That sums up the icons — or rather, the Trumps. I was pretty happy with them. Next step, though, was seeing if they could survive contact with character generation. A couple of character generation sessions (not everyone could make it to one — seriously, 13th Age characters don’t take that long to generate!), and I had my start.

Gennadiy, a traveling author/instructor to noble gentlemen (human fighter). One Unique Thing: He was the one who first held the Knight card, and he passed it on to the current holder. Relationship Dice: The Knight (2 dice, positive); the Donjon (1 die, conflicted).

Gena’s player got interested big-time in icon intrigue. His character carries a torch for the Knight, who in turn is a bit unattainable — her oath sets the realm before any possible suitors. He’s friends, sorta, with the Donjon, and taught the Donjon’s son in happier times. If said Iron Tsar ever finds out that Gena had the Knight card in his hand and gave it to the woman keeping the Donjon from the Grand Tsardom — instead of to, say, the Donjon’s son — it’s gonna be awkward. I expect the doors to open when things move to champion tier and it’s time for another relationship die.

Anfisa, a gamekeeper’s daughter who rides a mysteriously tame bear (human ranger). One Unique Thing: Her father and brother were transformed into bears by a witch; her brother is her animal companion. Relationship Dice: The Comet (1 die, positive); the Euryale (1 die, negative); the Ruin (1 die, negative).

Anfisa’s player wanted to play a bear-riding steppe hardass. She’s a member of the Volyar people, so the Comet, as the heroic Volyar champion, is her aspirational model. (The player would like Anfisa to be the holder of the Comet someday). The Ruin is there as the number one enemy of the Comet, and because fighting dragon-priests is fun. The Baba Yaga witch-figure is, of course, tied into the curse of her transformed relatives, and hence a Euryale die, and a Background of “Witch Hunter.” (She did not run with my suggestion of “Witch Puncher.”)

Mika, a scraggly young priestess of the goddess of cold, undeath and vengeance (human cleric). One Unique Thing: She’s actually the surviving daughter of the Mad Tsar. Relationship Dice: The Fates (1 die, positive); the Rogue (1 die, conflicted); the Donjon (1 die, negative).

Somewhere along the way Mika’s player swapped concepts, originally from “a witch stole my shadow” to “I survived the Disastrous Draw, and am a noble’s child in hiding.” I noted that she could be the daughter of the Mad Tsar himself, and why not? So we have a fairly ruthless and witchy take on the Anastasia legend.

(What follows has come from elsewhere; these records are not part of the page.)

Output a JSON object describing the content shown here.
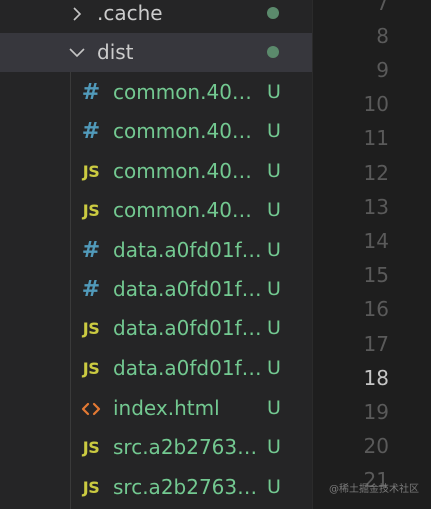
{
  "explorer": {
    "folders": [
      {
        "name": ".cache",
        "expanded": false,
        "decoration": "dot"
      },
      {
        "name": "dist",
        "expanded": true,
        "decoration": "dot"
      }
    ],
    "files": [
      {
        "icon": "css",
        "icon_glyph": "#",
        "name": "common.40…",
        "status": "U"
      },
      {
        "icon": "css",
        "icon_glyph": "#",
        "name": "common.40…",
        "status": "U"
      },
      {
        "icon": "js",
        "icon_glyph": "JS",
        "name": "common.40…",
        "status": "U"
      },
      {
        "icon": "js",
        "icon_glyph": "JS",
        "name": "common.40…",
        "status": "U"
      },
      {
        "icon": "css",
        "icon_glyph": "#",
        "name": "data.a0fd01f…",
        "status": "U"
      },
      {
        "icon": "css",
        "icon_glyph": "#",
        "name": "data.a0fd01f…",
        "status": "U"
      },
      {
        "icon": "js",
        "icon_glyph": "JS",
        "name": "data.a0fd01f…",
        "status": "U"
      },
      {
        "icon": "js",
        "icon_glyph": "JS",
        "name": "data.a0fd01f…",
        "status": "U"
      },
      {
        "icon": "html",
        "icon_glyph": "<>",
        "name": "index.html",
        "status": "U"
      },
      {
        "icon": "js",
        "icon_glyph": "JS",
        "name": "src.a2b2763…",
        "status": "U"
      },
      {
        "icon": "js",
        "icon_glyph": "JS",
        "name": "src.a2b2763…",
        "status": "U"
      }
    ]
  },
  "editor": {
    "line_numbers": [
      "7",
      "8",
      "9",
      "10",
      "11",
      "12",
      "13",
      "14",
      "15",
      "16",
      "17",
      "18",
      "19",
      "20",
      "21"
    ],
    "active_line": "18"
  },
  "watermark": "@稀土掘金技术社区",
  "colors": {
    "untracked_green": "#73c991",
    "css_icon": "#519aba",
    "js_icon": "#cbcb41",
    "html_icon": "#e37933",
    "selected_row": "#37373d"
  }
}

The Donjon die indicates that the Iron Tsar has heard… rumors and is investigating them. The Fates die — the player loved the ice witch archetype, and so that’s Mika’s patron. The Rogue also ties into her heritage, and raises the question of whether Prince Casivir might be an ally or not. With both Mika and Gena having a Donjon die, for sure the Iron Tsar is going to play heavily into the game. How long until Tsar Gorinstal learns that Gena not only empowered the Knight — the woman sworn to keep him off the throne — but is also protecting the girl who could make the preeminent blood-claim to the Grand Tsardom?

And Kazimeer, an astrologer and mage made of strange metal (forgeborn sorcerer). One Unique Thing: A comet appeared over the capital before the Disastrous Draw, and Kazimeer is that comet, now curiously transformed into humanoid form, a herald of a strange prophecy he doesn’t even know. Relationship Dice: The Vizier (2 dice, positive); the Idiot (one die, negative).

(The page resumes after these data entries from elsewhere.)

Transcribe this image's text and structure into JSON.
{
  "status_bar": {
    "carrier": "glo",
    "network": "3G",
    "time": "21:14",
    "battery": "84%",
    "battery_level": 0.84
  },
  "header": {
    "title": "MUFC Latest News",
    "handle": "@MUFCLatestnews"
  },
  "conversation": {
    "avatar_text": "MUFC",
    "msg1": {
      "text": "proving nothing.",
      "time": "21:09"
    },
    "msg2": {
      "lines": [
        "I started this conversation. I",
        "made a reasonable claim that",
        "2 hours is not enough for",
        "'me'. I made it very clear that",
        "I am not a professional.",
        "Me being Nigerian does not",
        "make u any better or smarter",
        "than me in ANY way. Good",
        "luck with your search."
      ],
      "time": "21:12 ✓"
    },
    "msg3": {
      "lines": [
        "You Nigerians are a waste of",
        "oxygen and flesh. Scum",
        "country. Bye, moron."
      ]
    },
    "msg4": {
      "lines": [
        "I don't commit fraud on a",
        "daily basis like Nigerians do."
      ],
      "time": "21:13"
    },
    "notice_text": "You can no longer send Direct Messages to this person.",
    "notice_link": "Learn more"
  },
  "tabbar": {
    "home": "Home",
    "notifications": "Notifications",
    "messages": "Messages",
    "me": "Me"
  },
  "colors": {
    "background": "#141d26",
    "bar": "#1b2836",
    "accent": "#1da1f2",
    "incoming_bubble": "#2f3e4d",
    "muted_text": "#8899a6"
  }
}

Kazimeer’s player decided to go weird, and I encouraged it. The Vizier is clearly interested in the comet thing and determining what it meant, and so he’s keeping an eye on Kazimeer, who has turned out to be a moral enough being. The Idiot is a natural enemy, as the cult is a force of mad astrology doomsaying, only for nihilistic purposes. They make a good “evil opposite.”

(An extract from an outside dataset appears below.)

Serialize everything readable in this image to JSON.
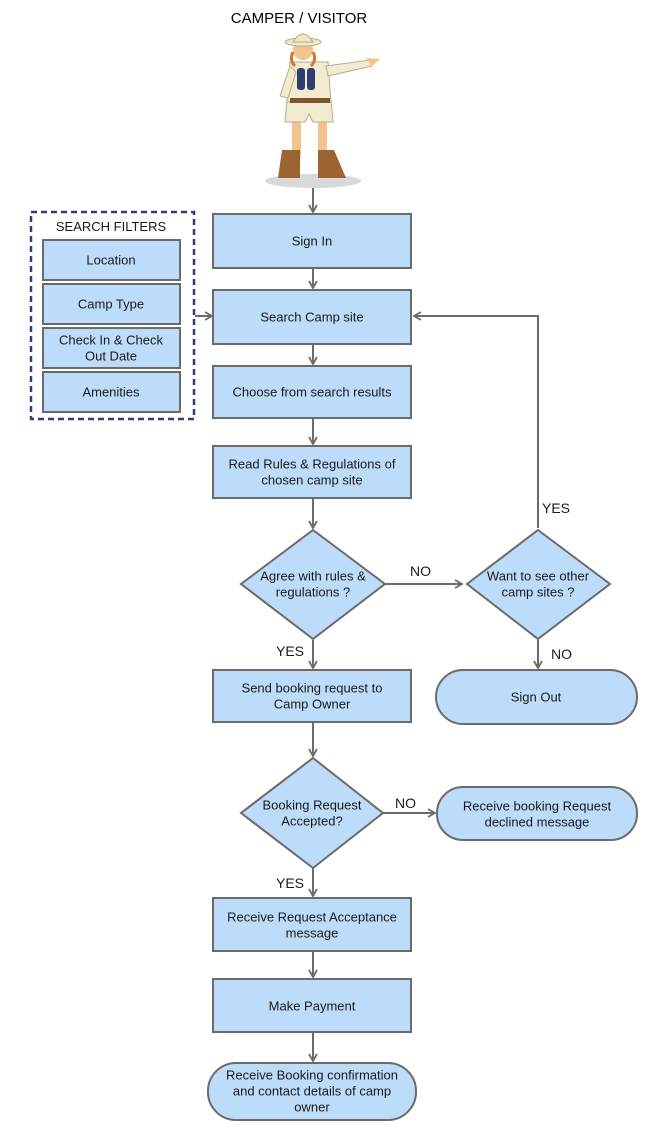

So a thing I’ve learned from both this and my Arabian Nights-inspired 13th Age game is that generating icons is immensely rewarding. Lots of work, too, let’s not kid ourselves. But going to the work of designing them means a connection that makes them more fun to use. I don’t know if I could get excited about someone taking dice with the Elf Queen, but when you’re looking at the Queen of Birds or Queen Norevna the Ice Witch, then it’s shifting into archetypes I know I like. The drawback, of course, is that a group of four players can’t take relationship dice with every icon, and that means some of the personalities you devise are going to be left on the back-burner. Always sad when you’re an undead aficionado like myself and nobody wants to mess with your Koschei the Deathless undead master. But it’s a mild ego sting, easily balanced by the knowledge that the players are choosing the things they are most interested in, and that bodes better for enthusiasm in the long run.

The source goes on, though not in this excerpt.